1. Run Windows Update for Windows XP and 2000. Make sure Internet Explorer and other browsers are updated to the latest versions.
2. Connect your computer to a hardware firewall, or run a free firewall program such as Zonealarm. This will ensure that hackers do not intrude your computer using newly discovered Windows vulnerabilities. If you use a hardware based firewall, make sure that only ports of services you need are enabled (such as web browsing - HTTP is port 80). Many of the firewalls for home use allow all ports to be open by default - you turn off services by entering ranges of ports to be blocked. (See the instruction manual of your firewall).
3. Install adware detection programs, such as Adware or Spybot: Search and Destroy, which are free for download. Run these at least every other day if you are an active web surfer, constantly doing research or shopping online.
4. Run anti-virus software and make sure virus definitions are set to automatically update or you should check for updates, manually. If your anti-virus subscription has run out, uninstall it, and install AVG Anti-Virus by www.Grisoft.com for a free personal edition (Do not run this on your work computer without paying for it!).
5. If you have an older computer, investigate any suspicious "whirring" noises. A harddrive that is making a very loud "whirring" noise may be aging and damaged by heat - consider replacing it soon. Also, make sure that all fans are running properly, inside, and that there are no large collections of dust on the motherboard, PCI cards, or the fans.
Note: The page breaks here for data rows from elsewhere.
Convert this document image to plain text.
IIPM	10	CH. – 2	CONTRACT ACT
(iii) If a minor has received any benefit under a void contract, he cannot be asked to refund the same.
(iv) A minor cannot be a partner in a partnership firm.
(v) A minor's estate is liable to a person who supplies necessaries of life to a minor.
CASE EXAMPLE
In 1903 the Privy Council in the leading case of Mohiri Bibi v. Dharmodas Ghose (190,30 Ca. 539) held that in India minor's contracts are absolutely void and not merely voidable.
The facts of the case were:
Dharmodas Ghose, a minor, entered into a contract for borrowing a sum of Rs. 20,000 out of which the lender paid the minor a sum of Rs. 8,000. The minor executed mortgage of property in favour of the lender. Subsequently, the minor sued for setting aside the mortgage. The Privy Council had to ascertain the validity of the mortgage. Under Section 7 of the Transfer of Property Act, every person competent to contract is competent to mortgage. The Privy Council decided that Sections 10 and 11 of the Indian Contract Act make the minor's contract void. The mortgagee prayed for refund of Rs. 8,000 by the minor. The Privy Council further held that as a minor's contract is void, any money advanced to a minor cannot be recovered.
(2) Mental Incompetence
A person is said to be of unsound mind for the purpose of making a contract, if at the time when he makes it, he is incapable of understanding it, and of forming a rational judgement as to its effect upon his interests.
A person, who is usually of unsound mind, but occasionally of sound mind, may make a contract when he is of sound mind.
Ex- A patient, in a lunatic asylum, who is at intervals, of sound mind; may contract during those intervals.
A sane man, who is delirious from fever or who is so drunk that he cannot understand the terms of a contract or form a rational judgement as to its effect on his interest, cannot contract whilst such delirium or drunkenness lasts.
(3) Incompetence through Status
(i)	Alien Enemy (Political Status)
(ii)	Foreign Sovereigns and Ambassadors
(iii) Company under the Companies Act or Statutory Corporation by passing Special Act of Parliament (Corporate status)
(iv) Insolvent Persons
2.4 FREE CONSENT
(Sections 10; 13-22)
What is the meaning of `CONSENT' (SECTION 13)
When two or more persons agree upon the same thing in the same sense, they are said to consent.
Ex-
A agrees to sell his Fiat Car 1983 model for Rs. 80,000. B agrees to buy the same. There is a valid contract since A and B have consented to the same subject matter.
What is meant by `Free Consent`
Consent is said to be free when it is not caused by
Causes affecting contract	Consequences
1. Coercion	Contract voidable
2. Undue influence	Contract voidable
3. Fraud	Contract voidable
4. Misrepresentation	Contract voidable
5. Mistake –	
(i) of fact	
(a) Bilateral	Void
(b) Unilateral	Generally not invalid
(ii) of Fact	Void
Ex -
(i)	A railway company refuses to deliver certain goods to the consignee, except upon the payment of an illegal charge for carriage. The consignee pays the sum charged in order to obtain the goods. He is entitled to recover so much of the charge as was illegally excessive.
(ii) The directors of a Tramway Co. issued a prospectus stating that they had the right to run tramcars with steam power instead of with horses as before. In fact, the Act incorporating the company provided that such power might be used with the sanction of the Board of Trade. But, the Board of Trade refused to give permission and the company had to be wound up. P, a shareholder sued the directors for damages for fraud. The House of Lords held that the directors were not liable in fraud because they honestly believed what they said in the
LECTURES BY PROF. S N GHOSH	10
If so, be very careful in removing it. All power should be turned off, including removal of the power cord, as some motherboards maintain a small charge from the power supply even after the computer is actually turned off.
6. Run the Windows XP / 2000 disk defragmentor once per month. This allows for data files to be stored with each segment next to each other in order, on the disk. Without defragmenting, Windows will store data whereever it finds space, but many times it will store pieces of a data file in many different areas on a hard drive. This is how it was designed. It is faster for Windows to store data in just anyplace it can, without having to think about storing everything close together - that apparently would be too much logic to be used at one time and slow down the immediate saving of files (this is *only* my guess).
7. Make sure programs and drivers are updated. If everything seems to be working, check for driver updates once per year.
8. This is not necessarily related to your computer's health, but before if it ever does get sick, it is good to make sure that you are getting regular backups. Try backing up your My Documents folders and files to a CD every month and carefully label and store it away. If it seems to be too much hassle to burn a CD, try getting a USB memory device and backup your files to this once in awhile, though these are not as reliable as a CD backup (they are prone to problems with static electricity and breakage), they are better than no backup at all.
9. Use a UPS (Uninteruptible Power Supply) to ensure that your computer gets good voltage and is not turned off when the power hiccups. Also, make sure you do not turn off your computer abruptly - always go through the Start button and shutdown or control-alt-delete, click shutdown sequence to ensure that your computer is shut down as graceful as possible.